The incontestability clause in the policy in suit does not conform to the provision required by G. L. c. 175, Section 134 (1), [Note 1] for all policies of group life insurance. But the provision in the policy must read as "in every way as advantageous to the insured and as desirable as the prescribed provision." New York Life Ins. Co. v. Hardison, 199 Mass. 190 , 194-195 (1908). Under the statutory provision not only the policy but also "the insurance on any person insured under the policy" becomes incontestable after a two-year period. Moreover, the statutory provision excluding certain conditions relating to war risks suggests that the incontestability clause may apply to some other questions of eligibility.
We hold that insurance on a decedent is incontestable after the insurer has treated him as an insured under a group policy for a period of two years during his lifetime,
and that the defense that he was never an "employee" is then barred. We consider no question as to the effect of the termination of employment, nonpayment of premiums, or discontinuance of the group policy; those matters are the subject of elaborate provisions in the group policy. As to initial employment eligibility, we do not think the danger of adverse selection of risks or the cost of investigating employment records is so significant as to require a departure from our traditional view of the incontestability clause as it appears in individual policies. See Metropolitan Life Ins. Co. v. DeNicola, 317 Mass. at 418.
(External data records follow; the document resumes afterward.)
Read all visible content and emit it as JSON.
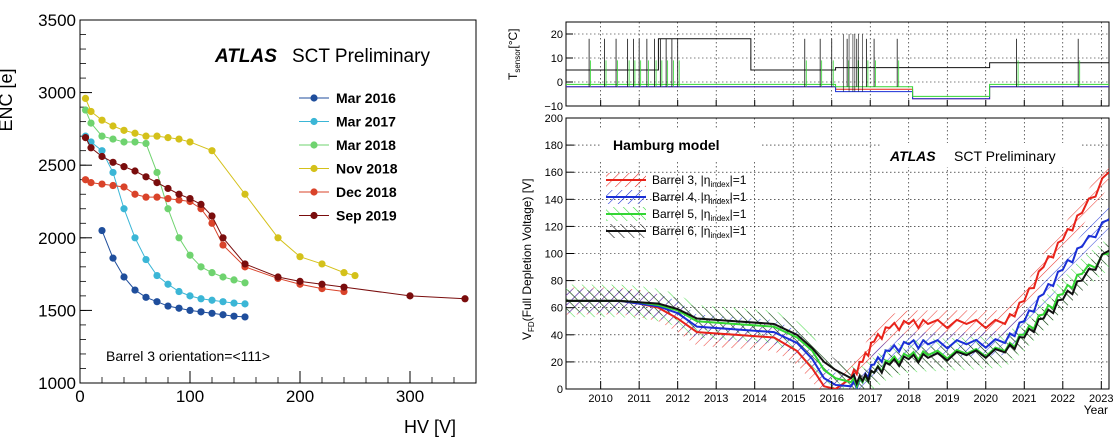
{
  "left": {
    "atlas": "ATLAS",
    "label": "SCT Preliminary",
    "ylabel": "ENC [e]",
    "xlabel": "HV [V]",
    "note": "Barrel 3 orientation=<111>",
    "yticks": [
      "1000",
      "1500",
      "2000",
      "2500",
      "3000",
      "3500"
    ],
    "xticks": [
      "0",
      "100",
      "200",
      "300"
    ]
  },
  "right": {
    "atlas": "ATLAS",
    "label": "SCT Preliminary",
    "model_title": "Hamburg model",
    "top_ylabel_main": "T",
    "top_ylabel_sub": "sensor",
    "top_ylabel_unit": "[°C]",
    "bottom_ylabel_main": "V",
    "bottom_ylabel_sub": "FD",
    "bottom_ylabel_rest": "(Full Depletion Voltage) [V]",
    "xlabel": "Year",
    "top_yticks": [
      "−10",
      "0",
      "10",
      "20"
    ],
    "bottom_yticks": [
      "0",
      "20",
      "40",
      "60",
      "80",
      "100",
      "120",
      "140",
      "160",
      "180",
      "200"
    ],
    "xticks": [
      "2010",
      "2011",
      "2012",
      "2013",
      "2014",
      "2015",
      "2016",
      "2017",
      "2018",
      "2019",
      "2020",
      "2021",
      "2022",
      "2023"
    ],
    "legend": [
      {
        "pre": "Barrel 3, |η",
        "sub": "index",
        "post": "|=1"
      },
      {
        "pre": "Barrel 4, |η",
        "sub": "index",
        "post": "|=1"
      },
      {
        "pre": "Barrel 5, |η",
        "sub": "index",
        "post": "|=1"
      },
      {
        "pre": "Barrel 6, |η",
        "sub": "index",
        "post": "|=1"
      }
    ]
  },
  "chart_data": [
    {
      "type": "line",
      "title": "ATLAS SCT Preliminary",
      "xlabel": "HV [V]",
      "ylabel": "ENC [e]",
      "xlim": [
        0,
        360
      ],
      "ylim": [
        1000,
        3500
      ],
      "annotations": [
        "Barrel 3 orientation=<111>"
      ],
      "legend_position": "upper-right",
      "series": [
        {
          "name": "Mar 2016",
          "color": "#1f4e9c",
          "x": [
            20,
            30,
            40,
            50,
            60,
            70,
            80,
            90,
            100,
            110,
            120,
            130,
            140,
            150
          ],
          "y": [
            2050,
            1860,
            1730,
            1640,
            1590,
            1560,
            1530,
            1515,
            1500,
            1490,
            1480,
            1470,
            1460,
            1455
          ]
        },
        {
          "name": "Mar 2017",
          "color": "#3bb6d6",
          "x": [
            5,
            10,
            20,
            30,
            40,
            50,
            60,
            70,
            80,
            90,
            100,
            110,
            120,
            130,
            140,
            150
          ],
          "y": [
            2700,
            2660,
            2600,
            2450,
            2200,
            2000,
            1850,
            1740,
            1680,
            1630,
            1600,
            1580,
            1570,
            1560,
            1550,
            1545
          ]
        },
        {
          "name": "Mar 2018",
          "color": "#6fd36f",
          "x": [
            5,
            10,
            20,
            30,
            40,
            50,
            60,
            70,
            80,
            90,
            100,
            110,
            120,
            130,
            140,
            150
          ],
          "y": [
            2880,
            2790,
            2700,
            2680,
            2660,
            2660,
            2650,
            2450,
            2200,
            2000,
            1880,
            1800,
            1760,
            1730,
            1710,
            1690
          ]
        },
        {
          "name": "Nov 2018",
          "color": "#d4c11a",
          "x": [
            5,
            10,
            20,
            30,
            40,
            50,
            60,
            70,
            80,
            90,
            100,
            120,
            150,
            180,
            200,
            220,
            240,
            250
          ],
          "y": [
            2960,
            2870,
            2810,
            2770,
            2740,
            2720,
            2700,
            2700,
            2690,
            2680,
            2660,
            2600,
            2300,
            2000,
            1870,
            1820,
            1760,
            1740
          ]
        },
        {
          "name": "Dec 2018",
          "color": "#d9432a",
          "x": [
            5,
            10,
            20,
            30,
            40,
            50,
            60,
            70,
            80,
            90,
            100,
            110,
            120,
            130,
            150,
            180,
            200,
            220,
            240
          ],
          "y": [
            2400,
            2380,
            2370,
            2360,
            2350,
            2300,
            2280,
            2280,
            2270,
            2260,
            2250,
            2200,
            2100,
            1950,
            1800,
            1720,
            1680,
            1650,
            1630
          ]
        },
        {
          "name": "Sep 2019",
          "color": "#7a0d0d",
          "x": [
            5,
            10,
            20,
            30,
            40,
            50,
            60,
            70,
            80,
            90,
            100,
            110,
            120,
            130,
            150,
            180,
            200,
            220,
            240,
            300,
            350
          ],
          "y": [
            2690,
            2620,
            2560,
            2520,
            2490,
            2460,
            2420,
            2380,
            2340,
            2300,
            2270,
            2230,
            2150,
            2000,
            1820,
            1730,
            1700,
            1680,
            1660,
            1600,
            1580
          ]
        }
      ]
    },
    {
      "type": "line",
      "title": "ATLAS SCT Preliminary",
      "subtitle": "Hamburg model",
      "xlabel": "Year",
      "ylabel": "V_FD (Full Depletion Voltage) [V]",
      "xlim": [
        2009.6,
        2023.7
      ],
      "ylim": [
        0,
        200
      ],
      "grid": true,
      "legend_position": "upper-left",
      "series": [
        {
          "name": "Barrel 3, |η_index|=1",
          "color": "#e8231a",
          "x": [
            2009.6,
            2011,
            2011.5,
            2012,
            2012.5,
            2013,
            2014,
            2015,
            2015.6,
            2016.0,
            2016.3,
            2016.6,
            2017.0,
            2017.3,
            2017.6,
            2018.0,
            2018.5,
            2019,
            2020,
            2021,
            2021.5,
            2022,
            2022.5,
            2023,
            2023.7
          ],
          "y": [
            65,
            65,
            63,
            60,
            52,
            42,
            40,
            38,
            28,
            15,
            2,
            0,
            8,
            20,
            35,
            45,
            48,
            48,
            48,
            48,
            65,
            90,
            110,
            130,
            160
          ]
        },
        {
          "name": "Barrel 4, |η_index|=1",
          "color": "#1a2fd6",
          "x": [
            2009.6,
            2011,
            2011.5,
            2012,
            2012.5,
            2013,
            2014,
            2015,
            2015.6,
            2016.0,
            2016.3,
            2016.6,
            2017.0,
            2017.3,
            2017.6,
            2018.0,
            2018.5,
            2019,
            2020,
            2021,
            2021.5,
            2022,
            2022.5,
            2023,
            2023.7
          ],
          "y": [
            65,
            65,
            63,
            61,
            56,
            46,
            44,
            42,
            34,
            22,
            8,
            3,
            2,
            5,
            18,
            28,
            33,
            33,
            33,
            34,
            50,
            70,
            88,
            105,
            125
          ]
        },
        {
          "name": "Barrel 5, |η_index|=1",
          "color": "#33d633",
          "x": [
            2009.6,
            2011,
            2011.5,
            2012,
            2012.5,
            2013,
            2014,
            2015,
            2015.6,
            2016.0,
            2016.3,
            2016.6,
            2017.0,
            2017.3,
            2017.6,
            2018.0,
            2018.5,
            2019,
            2020,
            2021,
            2021.5,
            2022,
            2022.5,
            2023,
            2023.7
          ],
          "y": [
            65,
            65,
            64,
            62,
            58,
            50,
            48,
            46,
            38,
            28,
            14,
            8,
            5,
            5,
            12,
            20,
            24,
            25,
            26,
            28,
            40,
            55,
            70,
            85,
            100
          ]
        },
        {
          "name": "Barrel 6, |η_index|=1",
          "color": "#111111",
          "x": [
            2009.6,
            2011,
            2011.5,
            2012,
            2012.5,
            2013,
            2014,
            2015,
            2015.6,
            2016.0,
            2016.3,
            2016.6,
            2017.0,
            2017.3,
            2017.6,
            2018.0,
            2018.5,
            2019,
            2020,
            2021,
            2021.5,
            2022,
            2022.5,
            2023,
            2023.7
          ],
          "y": [
            65,
            65,
            64,
            63,
            59,
            52,
            50,
            48,
            40,
            30,
            20,
            14,
            8,
            6,
            12,
            18,
            22,
            23,
            25,
            27,
            38,
            52,
            66,
            80,
            102
          ]
        }
      ]
    },
    {
      "type": "line",
      "xlabel": "Year",
      "ylabel": "T_sensor [°C]",
      "xlim": [
        2009.6,
        2023.7
      ],
      "ylim": [
        -10,
        25
      ],
      "grid": true,
      "series": [
        {
          "name": "Barrel 3",
          "color": "#e8231a",
          "x": [
            2009.6,
            2012.0,
            2012.0,
            2016.6,
            2016.6,
            2018.6,
            2018.6,
            2020.6,
            2020.6,
            2023.7
          ],
          "y": [
            -2,
            -2,
            -2,
            -2,
            -3,
            -3,
            -7,
            -7,
            -2,
            -2
          ]
        },
        {
          "name": "Barrel 4",
          "color": "#1a2fd6",
          "x": [
            2009.6,
            2012.0,
            2012.0,
            2016.6,
            2016.6,
            2018.6,
            2018.6,
            2020.6,
            2020.6,
            2023.7
          ],
          "y": [
            -2,
            -2,
            -2,
            -2,
            -4,
            -4,
            -7,
            -7,
            -2,
            -2
          ]
        },
        {
          "name": "Barrel 5",
          "color": "#33d633",
          "x": [
            2009.6,
            2012.0,
            2012.0,
            2016.6,
            2016.6,
            2018.6,
            2018.6,
            2020.6,
            2020.6,
            2023.7
          ],
          "y": [
            -1,
            -1,
            -1,
            -1,
            -2,
            -2,
            -6,
            -6,
            -1,
            -1
          ]
        },
        {
          "name": "Barrel 6",
          "color": "#111111",
          "x": [
            2009.6,
            2012.0,
            2012.0,
            2014.4,
            2014.4,
            2016.6,
            2016.6,
            2018.6,
            2018.6,
            2020.6,
            2020.6,
            2023.7
          ],
          "y": [
            5,
            5,
            18,
            18,
            5,
            5,
            6,
            6,
            6,
            6,
            8,
            8
          ]
        }
      ]
    }
  ]
}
2. Other issues. The insurer contends that the incontestability period ran only from the reissue of the policy on September 1, 1969, and that the clause applies only to the life insurance portion of the policy. Neither contention requires extended discussion. The reissue of the policy, though it might change various provisions, could not change the incontestability clause required by statute. Nothing in the record indicates that any facts relevant to the eligibility issue changed, and the insurer in these circumstances could not extend the incontestability period in this way.
The incontestability clause is required by statute only as to life insurance, and it appears in the portion of the policy under the heading "Group Life Insurance." But by its terms it applies to the entire policy, and the standard of eligibility is the same for the health insurance portion as for the life insurance portion. The clause makes sense if applied to the entire policy, and any ambiguity in the policy is of course to be resolved against the insurer.
Under Mass. R. Civ. P. 56 (c), 365 Mass. 824 (1974), "Summary judgment, when appropriate, may be rendered against the moving party." The insurer argues that it may have other defenses than the ineligibility of the decedent, such as lack of notice, lack of proof of loss, or rescission. But the insurer filed no affidavit in response to the plaintiff's affidavit, which negated such defenses. The insurer denied
the plaintiff's claim on the sole basis of the ineligibility of the decedent, and the present argument is an afterthought.
[Note 1] As amended through St. 1968, c. 164, Section 2: "1. That the policy shall be incontestable after two years from its date of issue except for non-payment of premiums; and that the insurance on any person insured under the policy shall be incontestable after it has been in force for a period of two years during such person's lifetime except for violation of the conditions of the policy relating to military or naval service in time of war."